There are numerous causes of the hiccups. It can be caused by burping, crying, laughing, inhalation of smoke, foohiccups, d that is too hot or too spicy, drinking alcohol, or simply talking too much. Causes can also be vitamin deficiency, pressure on the nerves in the diaphragm, kidney issues, tumours or the imbalance of ions in the system. All of these reasons can be simplified into two main factors, the workings of two specific nerves in the brain, the vagus nerve, and the language-pharyngeal nerve. It follows the esophagus for a while, and then spreads into the lining of the stomach. This is why the hiccups can start if you eat too much. But they can be caused by the central nervous system as well: in this case stress, excitement, and the aforementioned laughing and crying can all cause the hiccups. Patients who are being treated with chemotherapy have a 30% higher risk of developing hiccups, says the American Cancer Society.
I am sure you have heard a plethora of solutions to the problem of hiccups, with varying degrees of usefulness. The traditional methods can be divided into three categories: psychosomatic methods which rely on distractions and calming methods, then there are methods that rely on decreasing the sensations in the esophagus, and breathing techniques. These work because the CO2 amount decreases in the blood, therefore the balance of the gases in the blood rectifies itself. This will cause respiratory acidosis, specifically in the lung stack next to the esophagus. This will cause the veins to dilate, which leads to decreased nerve action, which in turn calms the diaphragm.
Holding your breath is the penultimate cure for the hiccups, as well as drinking cold water or milk, or you can eat dry bread, or swallow a piece of ice. You can also do stretches, drink lemon juice, hug your knees, or you can ask a friend to scare or tickle you as well.
There are two new methods which definitely are worth a mention. Ben Lamberton, a teacher from London, who retired peacefully. One day he began to have the hiccups, but he did not mind, thinking it will go away soon. It did not, and after ten days, his doctors were perplexed. His daughter finally dragged him to a physiotherapist, who eventually cured him. How? Through the power of love. The physiotherapist gave the old man a hug, who was so surprised by this sudden expression of emotion that he forgot to hiccup altogether. Sounds a lot better than your friends scaring the bejeesus out of you, doesn’t it?
The second method is based on scientific evidence, and it comes from the brilliant mind of a teenage girl. Mallory Kievman, a 13 year old American high school student suffers form the hiccups regularly, and could not find a proper cure. Thus she did what any great mind in science would do, she began to experiment, and thus did she come up with a concoction that finally cured her of her ills. She made a lollipop out of sugar and apple vinegar, and by licking it, you over stimulate the nerves, which causes a rapid decline in hiccuping. Mallory’s invention raised many an eyebrow, and she won some science pageants. The University Of Connecticut also took interest, and delegated a research team to research the concoction. It ended up being os good that it is now patented, and this summer will see the first instance of the sales of “Hiccupops” in the USA.

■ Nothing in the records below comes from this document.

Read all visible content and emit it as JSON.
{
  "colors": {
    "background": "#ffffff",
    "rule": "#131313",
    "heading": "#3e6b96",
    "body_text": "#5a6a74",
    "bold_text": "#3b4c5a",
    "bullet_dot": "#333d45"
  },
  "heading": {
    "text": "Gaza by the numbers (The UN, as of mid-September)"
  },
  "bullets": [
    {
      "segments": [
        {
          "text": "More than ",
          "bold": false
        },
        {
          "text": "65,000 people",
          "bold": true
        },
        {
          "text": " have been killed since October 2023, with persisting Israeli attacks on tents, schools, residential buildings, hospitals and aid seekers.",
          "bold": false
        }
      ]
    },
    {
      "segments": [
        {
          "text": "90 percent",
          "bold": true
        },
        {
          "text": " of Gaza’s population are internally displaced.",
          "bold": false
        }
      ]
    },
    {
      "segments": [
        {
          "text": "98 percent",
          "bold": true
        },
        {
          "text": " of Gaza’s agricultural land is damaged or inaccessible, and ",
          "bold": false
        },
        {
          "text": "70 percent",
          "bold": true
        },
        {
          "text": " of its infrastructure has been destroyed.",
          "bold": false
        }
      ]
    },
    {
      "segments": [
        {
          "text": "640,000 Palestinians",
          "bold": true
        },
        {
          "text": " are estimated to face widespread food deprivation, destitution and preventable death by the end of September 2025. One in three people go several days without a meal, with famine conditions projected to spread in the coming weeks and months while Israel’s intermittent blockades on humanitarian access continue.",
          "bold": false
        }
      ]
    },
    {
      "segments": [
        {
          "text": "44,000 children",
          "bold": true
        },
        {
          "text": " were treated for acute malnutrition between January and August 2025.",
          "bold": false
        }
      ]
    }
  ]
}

The hiccups usually go away on their own. If they do not, feel free to use any of the methods that have been mentioned above. If the hiccups do not go away, even after trying these methods, you should check in with a doctor, as the hiccups can be a symptom of a serious illness. Bronchitis, pleurisy, reflux disorders, diseases of the liver and diabetes all have frequent uncontrollable hiccups as a symptom. But before panicking, ask someone to hug you: not only will the hiccups go away, but some well needed relief can also be gotten from such an event.